Per the album’s title, Marshall still feels rootless, with a lengthy tour on the horizon and a new industry support system to navigate. But her son, she says, is all the foundation she needs now. That’s him peeking out from the lower-right corner of Wanderer’s cover, an accidental photograph while Marshall was trying on a dress she meant to wear while singing at a beloved friend’s funeral. “I was trying on that dress,” she says, “and my son got in the mirror, because I was trying to take a selfie to show my friend, ‘Is this how it fits? Cause it’s fucking tight.’ I’m a voluptuous mother now. So he was holding onto my guitar by the mirror, and while I was taking the selfie, it fell, and I caught it, and just—how deep, how I was hurting so deeply inside, and he smashed it. His light, his hilarious, mischievous character, my little boy, he smashed any sort of pain. He smashed it.”

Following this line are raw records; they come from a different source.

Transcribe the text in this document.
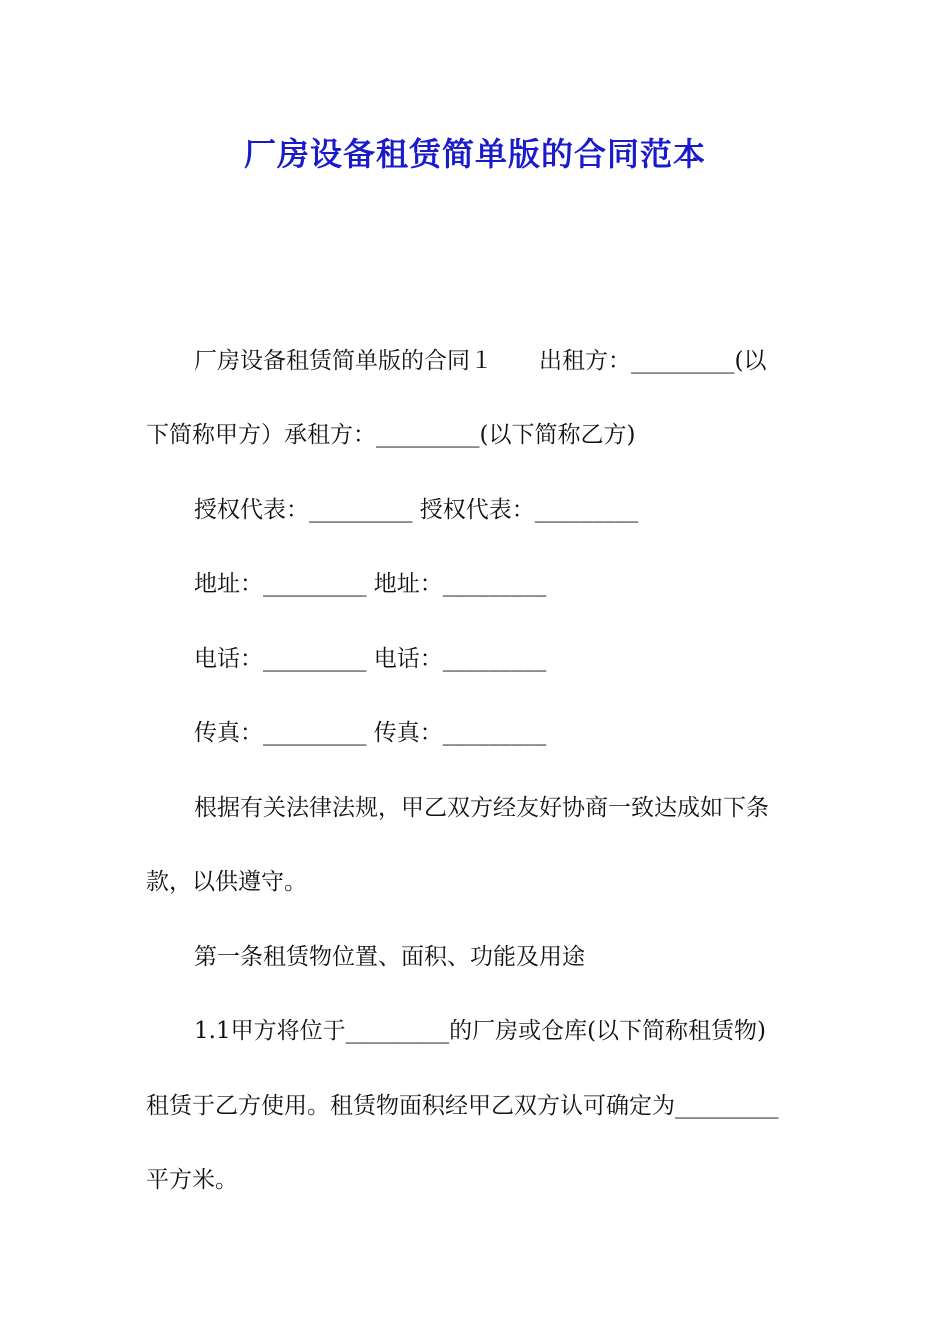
厂房设备租赁简单版的合同范本
厂房设备租赁简单版的合同１　　出租方：_________(以
下简称甲方）承租方：_________(以下简称乙方)
授权代表：_________ 授权代表：_________
地址：_________ 地址：_________
电话：_________ 电话：_________
传真：_________ 传真：_________
根据有关法律法规，甲乙双方经友好协商一致达成如下条
款，以供遵守。
第一条租赁物位置、面积、功能及用途
1.1甲方将位于_________的厂房或仓库(以下简称租赁物)
租赁于乙方使用。租赁物面积经甲乙双方认可确定为_________
平方米。
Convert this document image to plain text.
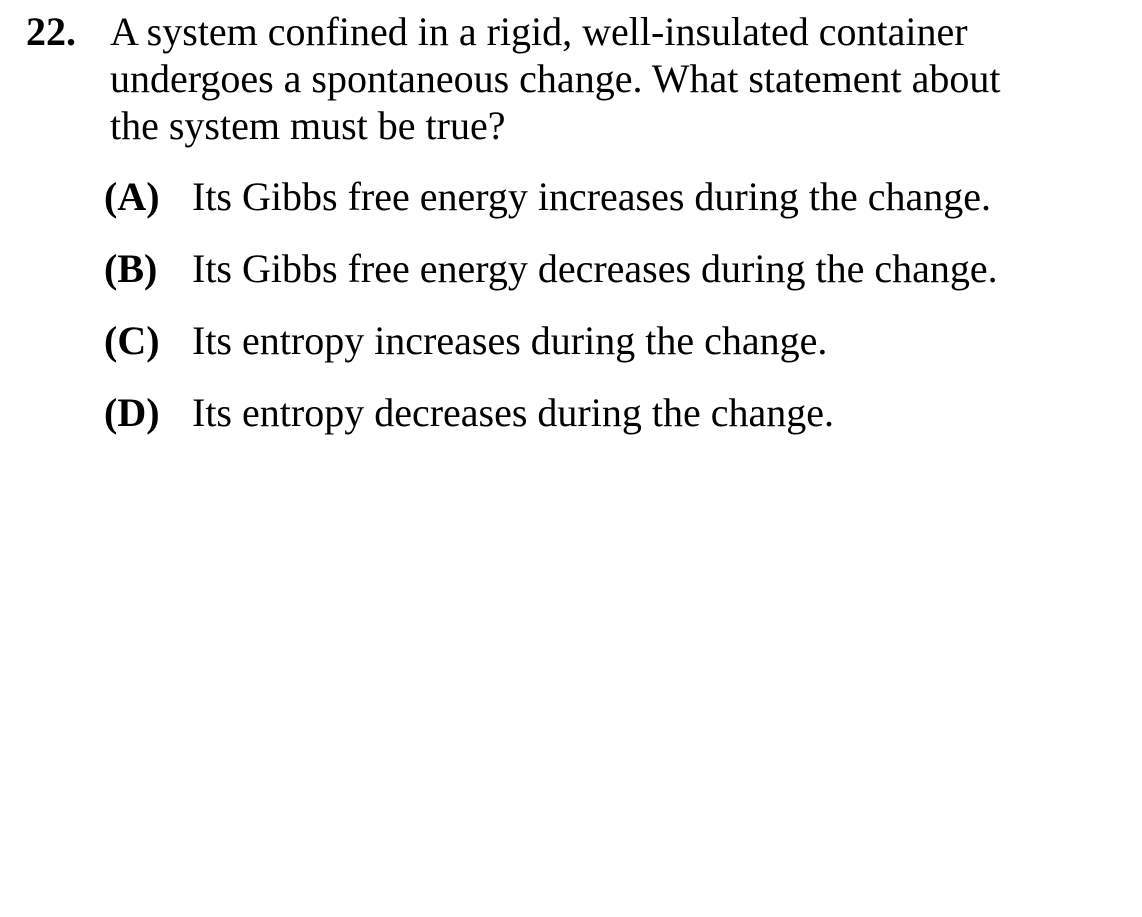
22. A system confined in a rigid, well-insulated container
undergoes a spontaneous change. What statement about
the system must be true?
(A) Its Gibbs free energy increases during the change.
(B) Its Gibbs free energy decreases during the change.
(C) Its entropy increases during the change.
(D) Its entropy decreases during the change.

The Rihanna cover aside, the flashiest song on Wanderer is the one Marshall added in the year interim between leaving Matador and joining Domino: “Woman,” a duet with none other than Lana Del Rey, who’d thanked Cat Power “for continuing to inspire me through your music and the work you do” in the liner notes for 2017’s Lust for Life. She later brought Marshall out on tour, and the two bonded quickly: Del Rey’s work, singular and interior but shockingly universal, has strongly echoed Marshall’s from “Video Games” forward. To hear them singing “I’m a woman of my word / Now haven’t you heard / My word’s the only thing I’ve ever needed” together is the fulfilment of a prophecy someone really ought to’ve had.

I ask Marshall whether she’s ever heard herself in younger artists, or in Del Rey in particular, but she insists she has not, though certainly she recognized something there. “All of her songs are so fucking painful,” Marshall says. “And she was like, ‘I am not sorry they’re painful. I love my—I have found beauty in pain. There is more beauty than you know. I am a survivor. I am telling my tale. There’s elegance in it, and I’m unapologetic. It’s my knowledge and experience, and it is beautiful—there is beauty in recollecting this tale.’”

That, too, is a very Cat Power sort of sentiment. “But I didn’t see myself, no,” Marshall concludes. “I saw her, and I think she’s magnificent.”